Thursday, November 15, 2007

book review--chechnya


A soldier's tale

Nov 15th 2007
From The Economist print edition

One Soldier's War in Chechnya
By Arkady Babchenko

Portobello Books; 448 pages; £16.99.

Buy it at

WAR stories are necessarily gruesome, but by any standards Arkady Babchenko's first-hand account of Russia's wars in the breakaway province of Chechnya makes harrowing reading. Within the first few pages the reader is introduced to such horrors as the taste of water tainted with rotting human flesh, the merciless beating of new recruits and the killing of a pet dog for food.

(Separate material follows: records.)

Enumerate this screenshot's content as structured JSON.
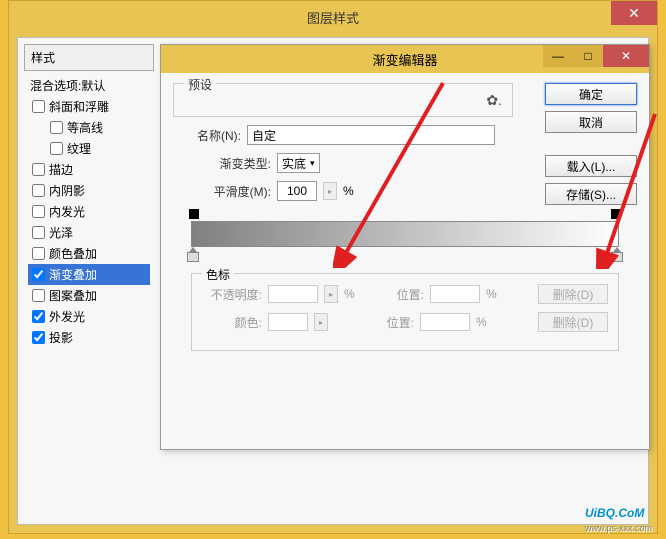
{
  "outer": {
    "title": "图层样式",
    "close": "✕"
  },
  "styles": {
    "header": "样式",
    "blend": "混合选项:默认",
    "items": [
      {
        "label": "斜面和浮雕",
        "checked": false,
        "indent": false
      },
      {
        "label": "等高线",
        "checked": false,
        "indent": true
      },
      {
        "label": "纹理",
        "checked": false,
        "indent": true
      },
      {
        "label": "描边",
        "checked": false,
        "indent": false
      },
      {
        "label": "内阴影",
        "checked": false,
        "indent": false
      },
      {
        "label": "内发光",
        "checked": false,
        "indent": false
      },
      {
        "label": "光泽",
        "checked": false,
        "indent": false
      },
      {
        "label": "颜色叠加",
        "checked": false,
        "indent": false
      },
      {
        "label": "渐变叠加",
        "checked": true,
        "indent": false,
        "selected": true
      },
      {
        "label": "图案叠加",
        "checked": false,
        "indent": false
      },
      {
        "label": "外发光",
        "checked": true,
        "indent": false
      },
      {
        "label": "投影",
        "checked": true,
        "indent": false
      }
    ]
  },
  "right_stub": "渐",
  "inner": {
    "title": "渐变编辑器",
    "min": "—",
    "max": "□",
    "close": "✕",
    "preset_label": "预设",
    "gear": "✿.",
    "name_label": "名称(N):",
    "name_value": "自定",
    "type_label": "渐变类型:",
    "type_value": "实底",
    "smooth_label": "平滑度(M):",
    "smooth_value": "100",
    "smooth_unit": "%",
    "buttons": {
      "ok": "确定",
      "cancel": "取消",
      "load": "载入(L)...",
      "save": "存储(S)..."
    },
    "marks": {
      "label": "色标",
      "opacity_label": "不透明度:",
      "color_label": "颜色:",
      "pos_label": "位置:",
      "pct": "%",
      "delete": "删除(D)"
    }
  },
  "watermark": {
    "main": "UiBQ.CoM",
    "sub": "www.ps-xxx.com"
  }
}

A conscript in the first Chechen war (1994-96), Mr Babchenko volunteered to fight in the second (which started in 1999) for reasons he leaves unclear. In between he gained a law degree. Unlike the provincial cannon-fodder who make up most of the Russian army, he is able to describe what he saw in lean but vivid prose. He spares nobody, least of all himself. The officers are venal, violent and incompetent, systematically pilfering the soldiers' rations. Everyone sells army munitions to the rebels at any opportunity. The soldiers are ill trained and chiefly preoccupied with finding food and shelter. The Chechen insurgents appear only as shadowy, vicious figures, slitting their captives' throats or trading them as slaves. Both sides treat civilians atrociously.

Mr Babchenko dispassionately describes the resulting humiliation and brutalisation, not only his own but also of the million soldiers and support staff who have passed through the Chechen meatgrinder since 1994. Only the fierce loyalty of close pals provides a redeeming feature.

Like the murdered journalist Anna Politkovskaya, the author—who now works for Novaya Gazeta, in which she had a column—sees the war as a microcosm of his motherland's ills: corruption, brutality, hypocrisy and pointlessness. Like Ms Politkovskaya, he is stronger on telling bleak, startling stories than stringing them together in a structured narrative. The reader has to infer the chronology from what mostly reads like random and sometimes repetitive pages from a diary kept in the field. The lengthy snippets of soldierly conversation, salty and despairing, sound just right, though they necessarily can be only reconstructions of the real thing.

Mr Babchenko may be weak on analysis. But Russian politicians too have signally failed to answer the deep questions about their country and its people that underlie such tales of brutality.